Так, различное произношение слова “принципы” в романе является признаком, дифференцирующим разные культурно-исторические и социальные миры: мир барской помещичьей культуры 20 — 30-х годов, воспитанной на французской литературе, чуждой латыни и немецкой науке, и мир разночинной интеллигенции 50-х годов, где задавали тон семинаристы и медики, воспитанные на латыни и на немецкой науке. Твердое латинско-немецкое произношение слова “принципы” победило в русском языке. Но и словоупотребление Кукшиной, говорившей вместо “человек” — “господин”, укоренилось в низких и средних жанрах литературного языка.

Такие внешние и прямые наблюдения над особенностями языков персонажей характерны для романного жанра, но, конечно, не ими создается образ языка в романе. Эти наблюдения чисто объектны: авторское слово здесь лишь внешне касается характеризуемого языка как вещи, здесь нет внутренней диалогичности, характерной для образа языка. Подлинный образ языка имеет всегда диалогизованные двуголосые и двуязычные контуры (например, зоны героев, о которых мы говорили в предшествующей главе).

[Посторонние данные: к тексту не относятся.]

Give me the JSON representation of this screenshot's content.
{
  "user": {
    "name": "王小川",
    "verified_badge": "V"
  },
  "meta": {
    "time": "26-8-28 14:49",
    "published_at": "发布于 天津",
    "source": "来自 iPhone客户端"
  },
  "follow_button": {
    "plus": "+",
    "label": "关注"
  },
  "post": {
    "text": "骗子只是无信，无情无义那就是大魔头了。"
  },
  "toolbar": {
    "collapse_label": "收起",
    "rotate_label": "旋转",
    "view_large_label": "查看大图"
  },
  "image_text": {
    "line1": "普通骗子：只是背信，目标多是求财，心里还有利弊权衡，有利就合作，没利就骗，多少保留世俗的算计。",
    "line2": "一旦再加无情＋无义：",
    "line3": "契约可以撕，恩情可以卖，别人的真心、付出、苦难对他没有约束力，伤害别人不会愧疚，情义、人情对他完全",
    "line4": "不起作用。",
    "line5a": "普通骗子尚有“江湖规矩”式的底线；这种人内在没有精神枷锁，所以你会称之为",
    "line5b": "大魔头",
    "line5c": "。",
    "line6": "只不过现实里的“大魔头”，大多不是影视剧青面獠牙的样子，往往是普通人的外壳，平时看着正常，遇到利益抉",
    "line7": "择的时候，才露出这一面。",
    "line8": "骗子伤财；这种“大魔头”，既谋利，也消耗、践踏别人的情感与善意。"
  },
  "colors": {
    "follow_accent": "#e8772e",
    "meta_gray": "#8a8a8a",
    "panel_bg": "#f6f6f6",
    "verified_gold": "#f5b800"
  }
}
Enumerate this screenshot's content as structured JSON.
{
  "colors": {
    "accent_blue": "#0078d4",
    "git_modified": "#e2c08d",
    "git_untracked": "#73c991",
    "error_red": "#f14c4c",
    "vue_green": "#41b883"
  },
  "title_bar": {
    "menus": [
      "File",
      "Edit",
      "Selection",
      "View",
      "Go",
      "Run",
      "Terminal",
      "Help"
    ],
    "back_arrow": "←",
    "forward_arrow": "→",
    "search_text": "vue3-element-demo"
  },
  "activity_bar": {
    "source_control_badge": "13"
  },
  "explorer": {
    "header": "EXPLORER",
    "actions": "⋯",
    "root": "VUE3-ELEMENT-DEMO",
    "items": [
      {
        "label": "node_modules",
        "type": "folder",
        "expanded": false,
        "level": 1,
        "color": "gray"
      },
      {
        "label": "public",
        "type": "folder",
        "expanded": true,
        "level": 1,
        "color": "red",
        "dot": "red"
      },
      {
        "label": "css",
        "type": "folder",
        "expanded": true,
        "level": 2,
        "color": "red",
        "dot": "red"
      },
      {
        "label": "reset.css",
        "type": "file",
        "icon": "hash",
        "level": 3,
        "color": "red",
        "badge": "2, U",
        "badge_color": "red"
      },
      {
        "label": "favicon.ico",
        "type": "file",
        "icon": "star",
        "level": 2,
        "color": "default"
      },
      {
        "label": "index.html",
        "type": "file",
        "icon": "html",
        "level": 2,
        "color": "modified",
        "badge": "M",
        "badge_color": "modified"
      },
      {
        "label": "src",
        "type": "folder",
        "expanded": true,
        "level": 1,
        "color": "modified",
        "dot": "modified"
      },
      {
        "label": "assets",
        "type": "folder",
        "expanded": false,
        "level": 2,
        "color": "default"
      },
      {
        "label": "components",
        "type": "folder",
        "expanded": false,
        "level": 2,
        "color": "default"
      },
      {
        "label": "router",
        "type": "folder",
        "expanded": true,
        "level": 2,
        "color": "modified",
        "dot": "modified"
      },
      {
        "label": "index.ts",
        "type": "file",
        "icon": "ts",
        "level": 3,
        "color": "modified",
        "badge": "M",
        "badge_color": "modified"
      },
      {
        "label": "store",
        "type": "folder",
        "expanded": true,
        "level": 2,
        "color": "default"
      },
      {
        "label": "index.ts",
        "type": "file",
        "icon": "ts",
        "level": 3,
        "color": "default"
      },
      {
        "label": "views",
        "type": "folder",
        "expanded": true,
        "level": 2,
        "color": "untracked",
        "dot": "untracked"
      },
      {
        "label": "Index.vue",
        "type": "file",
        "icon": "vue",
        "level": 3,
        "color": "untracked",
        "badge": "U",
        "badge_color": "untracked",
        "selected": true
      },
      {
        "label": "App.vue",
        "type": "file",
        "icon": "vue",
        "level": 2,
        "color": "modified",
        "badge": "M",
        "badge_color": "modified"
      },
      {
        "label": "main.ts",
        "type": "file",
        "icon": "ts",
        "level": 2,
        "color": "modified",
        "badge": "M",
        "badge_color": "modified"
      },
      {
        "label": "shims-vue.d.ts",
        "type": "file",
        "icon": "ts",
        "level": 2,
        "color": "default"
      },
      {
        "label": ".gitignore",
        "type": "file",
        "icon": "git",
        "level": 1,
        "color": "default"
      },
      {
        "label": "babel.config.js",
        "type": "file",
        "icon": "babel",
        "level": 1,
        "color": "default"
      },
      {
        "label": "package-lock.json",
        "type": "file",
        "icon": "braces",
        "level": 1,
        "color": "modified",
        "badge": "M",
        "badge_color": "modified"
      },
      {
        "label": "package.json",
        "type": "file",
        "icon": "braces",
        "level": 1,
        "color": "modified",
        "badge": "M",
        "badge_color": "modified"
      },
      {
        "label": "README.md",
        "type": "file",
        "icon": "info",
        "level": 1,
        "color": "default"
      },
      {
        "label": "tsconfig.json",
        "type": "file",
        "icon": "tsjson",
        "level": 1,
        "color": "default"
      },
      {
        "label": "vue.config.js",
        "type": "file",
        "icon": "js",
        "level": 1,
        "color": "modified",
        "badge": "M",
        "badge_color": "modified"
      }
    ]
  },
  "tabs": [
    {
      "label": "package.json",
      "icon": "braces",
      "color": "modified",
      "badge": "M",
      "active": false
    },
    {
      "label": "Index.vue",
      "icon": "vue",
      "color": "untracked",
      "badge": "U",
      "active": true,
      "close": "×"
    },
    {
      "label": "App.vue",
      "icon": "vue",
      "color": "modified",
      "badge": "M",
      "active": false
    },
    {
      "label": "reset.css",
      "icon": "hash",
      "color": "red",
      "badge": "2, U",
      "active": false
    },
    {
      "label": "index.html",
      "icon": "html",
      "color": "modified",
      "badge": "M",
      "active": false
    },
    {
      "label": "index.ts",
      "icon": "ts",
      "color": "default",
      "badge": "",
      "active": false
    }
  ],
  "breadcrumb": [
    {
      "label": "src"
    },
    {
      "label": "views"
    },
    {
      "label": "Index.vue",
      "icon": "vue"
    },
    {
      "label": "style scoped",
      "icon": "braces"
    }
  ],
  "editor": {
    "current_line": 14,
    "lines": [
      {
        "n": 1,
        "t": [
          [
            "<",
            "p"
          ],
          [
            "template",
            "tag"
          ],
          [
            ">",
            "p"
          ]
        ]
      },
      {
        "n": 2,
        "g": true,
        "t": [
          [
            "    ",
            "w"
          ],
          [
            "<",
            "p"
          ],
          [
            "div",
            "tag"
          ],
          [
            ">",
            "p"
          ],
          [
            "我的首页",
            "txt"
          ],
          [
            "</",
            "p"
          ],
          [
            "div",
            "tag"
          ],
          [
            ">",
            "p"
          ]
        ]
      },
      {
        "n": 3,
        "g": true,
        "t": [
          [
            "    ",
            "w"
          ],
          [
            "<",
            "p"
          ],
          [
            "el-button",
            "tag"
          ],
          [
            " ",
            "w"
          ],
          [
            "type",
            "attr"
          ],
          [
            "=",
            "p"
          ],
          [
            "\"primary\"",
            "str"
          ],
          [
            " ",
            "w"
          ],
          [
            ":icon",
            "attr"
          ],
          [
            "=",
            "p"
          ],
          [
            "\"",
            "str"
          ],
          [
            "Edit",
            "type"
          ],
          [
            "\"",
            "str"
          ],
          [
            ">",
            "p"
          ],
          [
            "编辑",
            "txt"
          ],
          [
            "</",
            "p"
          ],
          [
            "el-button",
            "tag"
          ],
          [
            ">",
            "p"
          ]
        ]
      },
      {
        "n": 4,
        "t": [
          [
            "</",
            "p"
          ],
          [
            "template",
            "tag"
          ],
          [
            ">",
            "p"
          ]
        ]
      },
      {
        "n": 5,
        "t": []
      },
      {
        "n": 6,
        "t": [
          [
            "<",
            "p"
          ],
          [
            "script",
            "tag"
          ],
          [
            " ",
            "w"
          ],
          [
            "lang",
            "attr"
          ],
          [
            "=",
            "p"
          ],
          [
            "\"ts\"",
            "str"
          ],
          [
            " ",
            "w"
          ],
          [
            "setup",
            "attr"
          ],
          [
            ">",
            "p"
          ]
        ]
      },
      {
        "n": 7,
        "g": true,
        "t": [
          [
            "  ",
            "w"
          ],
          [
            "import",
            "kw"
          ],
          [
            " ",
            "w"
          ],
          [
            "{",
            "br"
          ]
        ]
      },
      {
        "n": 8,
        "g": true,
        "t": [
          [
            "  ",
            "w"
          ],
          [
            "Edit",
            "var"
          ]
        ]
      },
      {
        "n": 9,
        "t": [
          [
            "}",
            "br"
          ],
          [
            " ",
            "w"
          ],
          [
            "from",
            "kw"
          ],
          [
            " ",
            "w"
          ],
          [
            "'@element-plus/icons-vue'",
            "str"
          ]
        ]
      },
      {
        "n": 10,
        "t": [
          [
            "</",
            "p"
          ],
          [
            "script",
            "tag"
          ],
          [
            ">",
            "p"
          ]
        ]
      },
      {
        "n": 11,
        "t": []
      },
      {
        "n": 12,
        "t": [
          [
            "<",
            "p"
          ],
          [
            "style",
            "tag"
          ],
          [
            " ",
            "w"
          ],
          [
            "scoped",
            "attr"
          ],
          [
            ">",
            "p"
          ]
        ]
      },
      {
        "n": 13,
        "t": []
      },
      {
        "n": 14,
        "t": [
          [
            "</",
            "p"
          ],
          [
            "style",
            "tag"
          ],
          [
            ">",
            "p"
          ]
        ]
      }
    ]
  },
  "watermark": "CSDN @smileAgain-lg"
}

Роль обрамляющего изображаемую речь контекста в создании образа языка имеет первостепенное значение. Обрамляющий контекст, как резец скульптора, об-

 


тачивает границы чужой речи и высекает из сырой эмпирики речевой жизни образ языка; он сливает и сочетает внутреннюю устремленность самого изображаемого языка с его внешними объектными определениями. Изображающее и обрамляющее чужую речь авторское слово создает ей перспективу, распределяет тени и свет, создает ситуацию и все условия для ее звучания, наконец, проникает в нее изнутри, вносит в нее свои акценты и свои выражения, создает ей диалогизующий фон. Благодаря этой способности языка, изображающего другой язык, звучать одновременно и вне его и в нем, говорить о нем и в то же время говорить на нем и с ним, и, с другой стороны, способность изображаемого языка служить одновременно объектом изображения и говорить самому, — благодаря этой способности и могут быть созданы специфические романные образы языков. Поэтому для обрамляющего авторского контекста изображаемый язык менее всего может быть вещью, безгласным и безответным предметом речи, остающимся вне ее, как всякий иной предмет речи.

 

Все приемы создания образа языка в романе могут быть сведены к трем основным категориям: 1) гибридизация, 2) диалогизованное взаимоотношение языков и 3) чистые диалоги.

Эти три категории приемов могут быть расчленены лишь теоретически, они неразрывно сплетаются в единой художественной ткани образа.

Что такое гибридизация? Это смешение двух социальных языков в пределах одного высказывания, встреча на арене этого высказывания двух разных, разделенных эпохой или социальной дифференциацией (или и тем и другим), языковых сознаний.